China guidelines point to HIV protease inhibitors as potential coronavirus treatment
Ascletis is seeking the approval of China’s NMPA for emergency use of its protease inhibitors to treat 2019-nCoV coronavirus after the government released guidelines suggesting AbbVie’s Kaletra as a treatment for the virus.
In a Wednesday regulatory filing, Ascletis Pharma Inc. (HKEX:1672) said it believes protease inhibitors have potential to treat the novel coronavirus, which was first identified in Wuhan. The company cited structural similarities between the HIV and 2019-nCoV proteases. It also said that clinical testing has demonstrated the efficacy of Kaletra, a combination of ritonavir with lopinavir -- two HIV protease inhibitors -- to treat another coronavirus: SARS.
According to Ascletis, one patient infected with 2019-nCoV has improved rapidly on Kaletra. The company said additional testing will be required to establish the efficacy of Kaletra. The Wuhan Jinyintan Hospital, which specializes in infectious diseases, has registered a clinical trial of Kaletra to treat 2019-nCoV infection.
The company submitted its application on Jan. 25. to the National Medical Products Administration for emergency use of ritonavir alone or in combination with ASC09 to treat 2019-nCoV infection. The company’s stock gained HK$0.99 (33%) to HK$3.97 Wednesday.
The guidelines, released by the National Health Commission and the National Administration of Traditional Chinese Medicine, also list inhaled IFNα as a treatment option, while cautioning that there are no known effective antiviral therapies for the disease.
AbbVie Inc. (NYSE:ABBV) said last week that it will donate RMB10 million ($1.4 million) of antiviral medications to China.

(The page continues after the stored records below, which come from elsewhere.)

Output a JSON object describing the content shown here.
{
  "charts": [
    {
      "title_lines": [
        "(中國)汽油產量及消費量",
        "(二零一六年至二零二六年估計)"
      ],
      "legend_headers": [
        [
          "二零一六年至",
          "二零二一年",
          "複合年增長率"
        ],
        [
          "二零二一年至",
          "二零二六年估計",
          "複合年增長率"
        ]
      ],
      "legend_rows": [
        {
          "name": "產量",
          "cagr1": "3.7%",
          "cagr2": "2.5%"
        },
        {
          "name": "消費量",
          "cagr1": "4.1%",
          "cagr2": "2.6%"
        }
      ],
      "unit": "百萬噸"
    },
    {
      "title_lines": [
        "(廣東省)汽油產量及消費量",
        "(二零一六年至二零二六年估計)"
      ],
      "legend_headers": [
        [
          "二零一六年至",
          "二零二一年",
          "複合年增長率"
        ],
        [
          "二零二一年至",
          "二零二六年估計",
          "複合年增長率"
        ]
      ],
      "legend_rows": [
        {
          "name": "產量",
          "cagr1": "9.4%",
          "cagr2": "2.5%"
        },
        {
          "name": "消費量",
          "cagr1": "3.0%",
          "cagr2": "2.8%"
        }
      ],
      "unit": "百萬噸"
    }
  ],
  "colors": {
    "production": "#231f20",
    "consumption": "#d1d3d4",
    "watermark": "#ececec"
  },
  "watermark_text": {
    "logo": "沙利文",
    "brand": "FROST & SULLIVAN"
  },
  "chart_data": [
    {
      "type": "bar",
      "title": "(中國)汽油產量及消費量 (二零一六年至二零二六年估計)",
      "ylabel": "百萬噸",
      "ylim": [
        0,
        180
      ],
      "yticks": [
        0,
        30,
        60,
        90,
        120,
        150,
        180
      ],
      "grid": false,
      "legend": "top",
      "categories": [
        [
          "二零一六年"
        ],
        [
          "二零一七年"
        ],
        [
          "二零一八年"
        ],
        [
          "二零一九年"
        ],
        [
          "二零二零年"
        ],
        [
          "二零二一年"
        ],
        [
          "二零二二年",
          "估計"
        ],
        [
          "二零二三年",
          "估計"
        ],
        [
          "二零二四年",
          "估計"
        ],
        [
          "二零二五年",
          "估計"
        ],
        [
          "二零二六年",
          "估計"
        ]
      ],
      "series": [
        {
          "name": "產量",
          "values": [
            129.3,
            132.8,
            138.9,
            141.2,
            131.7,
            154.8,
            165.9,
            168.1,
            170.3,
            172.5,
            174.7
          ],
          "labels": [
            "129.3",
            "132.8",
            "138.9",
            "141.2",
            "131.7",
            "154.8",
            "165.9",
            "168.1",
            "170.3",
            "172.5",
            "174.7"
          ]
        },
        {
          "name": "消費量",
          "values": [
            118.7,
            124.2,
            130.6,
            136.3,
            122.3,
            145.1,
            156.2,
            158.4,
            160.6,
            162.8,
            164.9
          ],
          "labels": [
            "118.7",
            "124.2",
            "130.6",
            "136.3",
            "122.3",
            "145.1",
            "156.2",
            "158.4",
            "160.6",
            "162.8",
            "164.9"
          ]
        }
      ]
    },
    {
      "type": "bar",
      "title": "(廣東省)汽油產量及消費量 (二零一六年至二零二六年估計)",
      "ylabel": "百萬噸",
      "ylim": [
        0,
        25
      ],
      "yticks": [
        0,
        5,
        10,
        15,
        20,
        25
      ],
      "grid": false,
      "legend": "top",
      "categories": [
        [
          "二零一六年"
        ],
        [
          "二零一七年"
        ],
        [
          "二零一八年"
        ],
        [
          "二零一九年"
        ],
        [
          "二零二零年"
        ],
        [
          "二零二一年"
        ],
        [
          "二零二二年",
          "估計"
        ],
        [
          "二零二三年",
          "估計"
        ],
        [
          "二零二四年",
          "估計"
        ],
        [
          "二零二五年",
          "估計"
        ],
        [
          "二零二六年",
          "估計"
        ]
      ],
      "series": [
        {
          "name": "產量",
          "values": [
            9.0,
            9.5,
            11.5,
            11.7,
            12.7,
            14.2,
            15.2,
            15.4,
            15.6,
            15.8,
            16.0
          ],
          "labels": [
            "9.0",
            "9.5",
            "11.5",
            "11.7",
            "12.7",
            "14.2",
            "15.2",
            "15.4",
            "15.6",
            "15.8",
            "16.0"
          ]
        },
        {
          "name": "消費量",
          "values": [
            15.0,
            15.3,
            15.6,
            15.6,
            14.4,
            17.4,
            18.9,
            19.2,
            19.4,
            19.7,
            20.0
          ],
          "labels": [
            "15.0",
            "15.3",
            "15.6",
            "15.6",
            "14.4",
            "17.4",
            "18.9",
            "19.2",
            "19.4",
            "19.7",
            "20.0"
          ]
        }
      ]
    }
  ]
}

Although multiple companies are mobilizing to address the emerging coronavirus, new therapies may be at least a year away (see “The Race is on to Develop Therapies and Vaccines for The Coronavirus Outbreak” & “J&J Developing Coronavirus Vaccine, at Least Nine Other Vaccines Under Development”).
An NDA for Ascletis’ generic version of AbbVie’s Norvir ritonavir to treat HIV-1 infection is under NMPA review. On Dec. 30, 2019, the company submitted an application for clinical testing of ritonavir in combination with ASC09, another of its HIV protease inhibitors which has completed Phase IIa testing for HIV-1 infection. Ascletis has exclusive rights to develop and commercialize ASC09 in mainland China and Macau from Johnson & Johnson (NYSE:JNJ).